The war in Vietnam begins. Enlistment propaganda floods every media outlet in the nation. But a number of mental health patients that had begun to reject the missile fuel derived drugs, along with a young generation with a new right of passage, presented a problem for the war – a low supply of troops that responded to the media’s call to war. It seems not many were willing to fight.

The public was reluctant towards the war. Psychedelics had likely given rise to something new – a population rejecting of political institutions and authority. The Nixon administration, not known for subtlety, subsequently began a domestic war – The war on drugs. Enter drug scheduling laws. 

Hippies who openly used psychedelics were now a target for law enforcement and jailed for simply using a substance that showed more promise for the relief of mental illness and expanding consciousness than most methods that had previously been developed. Protests began, and worse still, the research into psychedelics was halted with all compounds, including LSD. They had now been set to Schedule 1 – Drugs that are potentially deadly with no identifiable medical use. Cocaine is Schedule 2 because it can be used as a numbing agent for dental surgery.

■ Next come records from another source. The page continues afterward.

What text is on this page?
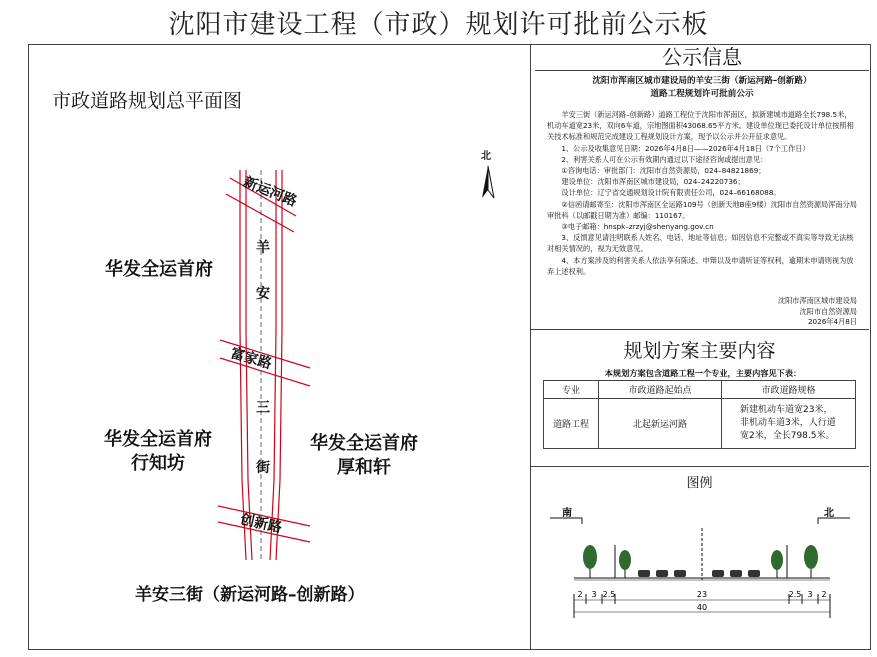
沈阳市建设工程（市政）规划许可批前公示板
市政道路规划总平面图
北
华发全运首府
华发全运首府
行知坊
华发全运首府
厚和轩
新运河路
富家路
创新路
羊
安
三
街
羊安三街（新运河路–创新路）
公示信息
沈阳市浑南区城市建设局的羊安三街（新运河路–创新路）
道路工程规划许可批前公示

　　羊安三街（新运河路–创新路）道路工程位于沈阳市浑南区，拟新建城市道路全长798.5米，机动车道宽23米，双向6车道，宗地图面积43068.65平方米。建设单位现已委托设计单位按照相关技术标准和规范完成建设工程规划设计方案，现予以公示并公开征求意见。

　　1、公示及收集意见日期：2026年4月8日——2026年4月18日（7个工作日）

　　2、利害关系人可在公示有效期内通过以下途径咨询或提出意见：

　　①咨询电话：审批部门：沈阳市自然资源局，024–84821869；

　　建设单位：沈阳市浑南区城市建设局，024–24220736；

　　设计单位：辽宁省交通规划设计院有限责任公司，024–66168088。

　　②信函请邮寄至：沈阳市浑南区全运路109号（创新天地B座9楼）沈阳市自然资源局浑南分局审批科（以邮戳日期为准）邮编：110167。

　　③电子邮箱：hnspk–zrzyj@shenyang.gov.cn

　　3、反馈意见请注明联系人姓名、电话、地址等信息；如因信息不完整或不真实等导致无法核对相关情况的，视为无效意见。

　　4、本方案涉及的利害关系人依法享有陈述、申辩以及申请听证等权利，逾期未申请则视为放弃上述权利。

沈阳市浑南区城市建设局
沈阳市自然资源局
2026年4月8日
规划方案主要内容
本规划方案包含道路工程一个专业，主要内容见下表：
专业	市政道路起始点	市政道路规格
道路工程	北起新运河路	新建机动车道宽23米，
非机动车道3米，人行道
宽2米，全长798.5米。
图例
南	北
2 3 2.5	23	2.5 3 2
40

Drugs such as isocarboxazid and its derivatives once again became the best pharmacological remedies for mental illness, and clinical research into psychedelics was outlawed. The SSRIs we’ve come to know today were still more than twenty years away from development, leaving a portion of the population once again choking down the old war to relieve the anxiety from the new one.

But as with all things worthy of preservation, a group of devoted researchers along with those who believed in the potential healing properties of the psychedelic class of molecules kept the production, distribution and education of these compounds alive through sanctioned phase trials despite the threat of imprisonment.

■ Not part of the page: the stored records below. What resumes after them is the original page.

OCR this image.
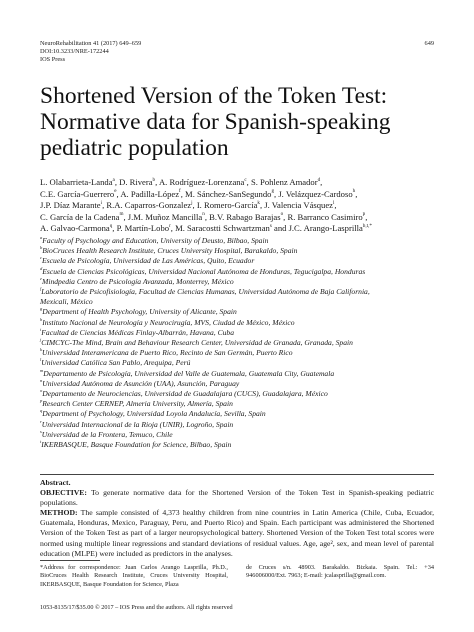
NeuroRehabilitation 41 (2017) 649–659
DOI:10.3233/NRE-172244
IOS Press
649
Shortened Version of the Token Test:
Normative data for Spanish-speaking
pediatric population
L. Olabarrieta-Landa$^a$, D. Rivera$^b$, A. Rodríguez-Lorenzana$^c$, S. Pohlenz Amador$^d$,
C.E. García-Guerrero$^e$, A. Padilla-López$^f$, M. Sánchez-SanSegundo$^g$, J. Velázquez-Cardoso$^h$,
J.P. Díaz Marante$^i$, R.A. Caparros-Gonzalez$^j$, I. Romero-García$^k$, J. Valencia Vásquez$^l$,
C. García de la Cadena$^m$, J.M. Muñoz Mancilla$^n$, B.V. Rabago Barajas$^o$, R. Barranco Casimiro$^p$,
A. Galvao-Carmona$^q$, P. Martín-Lobo$^r$, M. Saracostti Schwartzman$^s$ and J.C. Arango-Lasprilla$^{b,t,*}$
$^a$Faculty of Psychology and Education, University of Deusto, Bilbao, Spain
$^b$BioCruces Health Research Institute, Cruces University Hospital, Barakaldo, Spain
$^c$Escuela de Psicología, Universidad de Las Américas, Quito, Ecuador
$^d$Escuela de Ciencias Psicológicas, Universidad Nacional Autónoma de Honduras, Tegucigalpa, Honduras
$^e$Mindpedia Centro de Psicología Avanzada, Monterrey, México
$^f$Laboratorio de Psicofisiología, Facultad de Ciencias Humanas, Universidad Autónoma de Baja California,
Mexicali, México
$^g$Department of Health Psychology, University of Alicante, Spain
$^h$Instituto Nacional de Neurología y Neurocirugía, MVS, Ciudad de México, México
$^i$Facultad de Ciencias Médicas Finlay-Albarrán, Havana, Cuba
$^j$CIMCYC-The Mind, Brain and Behaviour Research Center, Universidad de Granada, Granada, Spain
$^k$Universidad Interamericana de Puerto Rico, Recinto de San Germán, Puerto Rico
$^l$Universidad Católica San Pablo, Arequipa, Perú
$^m$Departamento de Psicología, Universidad del Valle de Guatemala, Guatemala City, Guatemala
$^n$Universidad Autónoma de Asunción (UAA), Asunción, Paraguay
$^o$Departamento de Neurociencias, Universidad de Guadalajara (CUCS), Guadalajara, México
$^p$Research Center CERNEP, Almeria University, Almería, Spain
$^q$Department of Psychology, Universidad Loyola Andalucía, Sevilla, Spain
$^r$Universidad Internacional de la Rioja (UNIR), Logroño, Spain
$^s$Universidad de la Frontera, Temuco, Chile
$^t$IKERBASQUE, Basque Foundation for Science, Bilbao, Spain
Abstract.
OBJECTIVE: To generate normative data for the Shortened Version of the Token Test in Spanish-speaking pediatric populations.
METHOD: The sample consisted of 4,373 healthy children from nine countries in Latin America (Chile, Cuba, Ecuador, Guatemala, Honduras, Mexico, Paraguay, Peru, and Puerto Rico) and Spain. Each participant was administered the Shortened Version of the Token Test as part of a larger neuropsychological battery. Shortened Version of the Token Test total scores were normed using multiple linear regressions and standard deviations of residual values. Age, age², sex, and mean level of parental education (MLPE) were included as predictors in the analyses.
*Address for correspondence: Juan Carlos Arango Lasprilla, Ph.D., BioCruces Health Research Institute, Cruces University Hospital, IKERBASQUE, Basque Foundation for Science, Plaza
de Cruces s/n. 48903. Barakaldo. Bizkaia. Spain. Tel.: +34 946006000/Ext. 7963; E-mail: jcalasprilla@gmail.com.
1053-8135/17/$35.00 © 2017 – IOS Press and the authors. All rights reserved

WW2 missile fuel became a (sub-optimal) depression treatment, new molecules then appeared to become teachers, students became hippies, hippies became the voices of the modern cry for a better future. 

Today, after decades of refined testing, protesting, thousands of recorded first hand accounts of successful reduction in symptoms of mental illness and advances in technology; we are beginning to see what the potential for a better future in mental health.

“Since wars begin in the minds of men, it is in the minds of men that the defenses of peace must be constructed.” – Tristan Tzara  

The attempt to use materials of war to treat the human condition proved an inadequate solution. But as if by fate, molecules began to be accidentally discovered and rediscovered again in ancient plant medicine that could offer a safer and more lasting solution. Molecules, the majority of which, have found their origins in (natural) plants, rather than (industrial) plants.

We are only just beginning to understand this dilemma of plants vs plants. Industry vs Nature. 

It is difficult to predict where the next few decades will take us. 

Yet the question we must ask is a simple one – What can the lessons of history tell us about our future?